Since Christie announced his plan to remake higher education in New Jersey last week, Rutgers' Camden campus, a scenic mix of redbrick and industrial design at the foot of the Ben Franklin Bridge, has been overtaken with oppositionist zeal.
Rallies and petitions are being organized at a fast pace, and alumni and faculty are coordinating a public-relations campaign to try to block the proposal in the university system's boardrooms.
Under a 1956 law that made Rutgers, formerly a private college, the State University of New Jersey, the university's board of governors is given the power to "determine policies for the organization, administration, and development of the university."
Alumni from Rutgers-Camden, particularly the law school, which attracts students and faculty from across the country, are campaigning to have the boards vote down the merger, said Timothy Farrow, treasurer of the Rutgers University Alumni Association and a graduate of the Camden law school.
"It doesn't just come down to money, and I hope it doesn't come down to just that," he said. "But the [law school] alumni are unhappy.
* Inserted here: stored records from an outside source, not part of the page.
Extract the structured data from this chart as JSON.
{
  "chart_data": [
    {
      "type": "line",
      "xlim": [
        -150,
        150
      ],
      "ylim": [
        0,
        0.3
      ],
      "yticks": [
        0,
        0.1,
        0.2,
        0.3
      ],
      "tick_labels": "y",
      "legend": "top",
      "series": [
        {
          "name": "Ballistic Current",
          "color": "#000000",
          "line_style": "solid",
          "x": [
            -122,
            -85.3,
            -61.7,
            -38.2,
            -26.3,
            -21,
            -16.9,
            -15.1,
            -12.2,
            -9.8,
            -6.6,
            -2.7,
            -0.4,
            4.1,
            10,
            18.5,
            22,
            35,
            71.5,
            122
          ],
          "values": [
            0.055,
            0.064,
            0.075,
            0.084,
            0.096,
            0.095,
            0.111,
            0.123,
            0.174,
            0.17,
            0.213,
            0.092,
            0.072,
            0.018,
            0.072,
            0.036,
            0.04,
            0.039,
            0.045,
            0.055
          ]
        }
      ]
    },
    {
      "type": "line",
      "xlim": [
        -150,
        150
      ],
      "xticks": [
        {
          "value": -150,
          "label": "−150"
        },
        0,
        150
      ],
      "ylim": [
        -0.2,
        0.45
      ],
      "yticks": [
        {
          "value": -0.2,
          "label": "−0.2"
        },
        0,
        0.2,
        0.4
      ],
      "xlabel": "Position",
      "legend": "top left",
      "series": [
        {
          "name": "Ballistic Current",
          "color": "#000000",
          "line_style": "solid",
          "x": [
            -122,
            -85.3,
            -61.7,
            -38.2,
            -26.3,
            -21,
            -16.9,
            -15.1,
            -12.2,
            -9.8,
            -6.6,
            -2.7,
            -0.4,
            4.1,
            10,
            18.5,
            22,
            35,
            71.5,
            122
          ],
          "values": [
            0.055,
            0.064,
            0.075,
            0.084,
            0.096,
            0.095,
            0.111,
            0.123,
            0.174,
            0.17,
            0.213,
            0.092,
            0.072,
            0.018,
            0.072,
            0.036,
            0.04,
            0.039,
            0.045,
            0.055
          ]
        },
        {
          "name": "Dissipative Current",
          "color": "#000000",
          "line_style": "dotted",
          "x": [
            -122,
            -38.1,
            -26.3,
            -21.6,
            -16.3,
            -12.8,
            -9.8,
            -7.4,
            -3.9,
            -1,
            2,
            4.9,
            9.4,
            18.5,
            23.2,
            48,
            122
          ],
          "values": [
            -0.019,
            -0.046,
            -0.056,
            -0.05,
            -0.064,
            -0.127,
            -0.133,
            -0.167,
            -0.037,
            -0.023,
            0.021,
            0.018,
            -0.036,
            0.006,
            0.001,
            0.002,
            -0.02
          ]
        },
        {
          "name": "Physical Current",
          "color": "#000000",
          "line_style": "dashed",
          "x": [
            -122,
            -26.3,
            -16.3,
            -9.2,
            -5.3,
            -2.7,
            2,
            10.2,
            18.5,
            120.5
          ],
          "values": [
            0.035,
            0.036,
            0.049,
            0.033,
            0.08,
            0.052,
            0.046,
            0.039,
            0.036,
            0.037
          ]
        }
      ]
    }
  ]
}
These are people who brought value back to that school, not just donations, but what they've done with the success they've had in their careers."
The question is whether the statewide Rutgers system's boards would be willing to give up Camden in exchange for obtaining the Robert Wood Johnson Medical School in Piscataway and two other institutions from the University of Medicine and Dentistry of New Jersey, as Christie laid out last week.
And if they block Christie's proposal, does the governor have the authority to go ahead regardless, setting up a potential legal battle?
Christie's office declined to comment.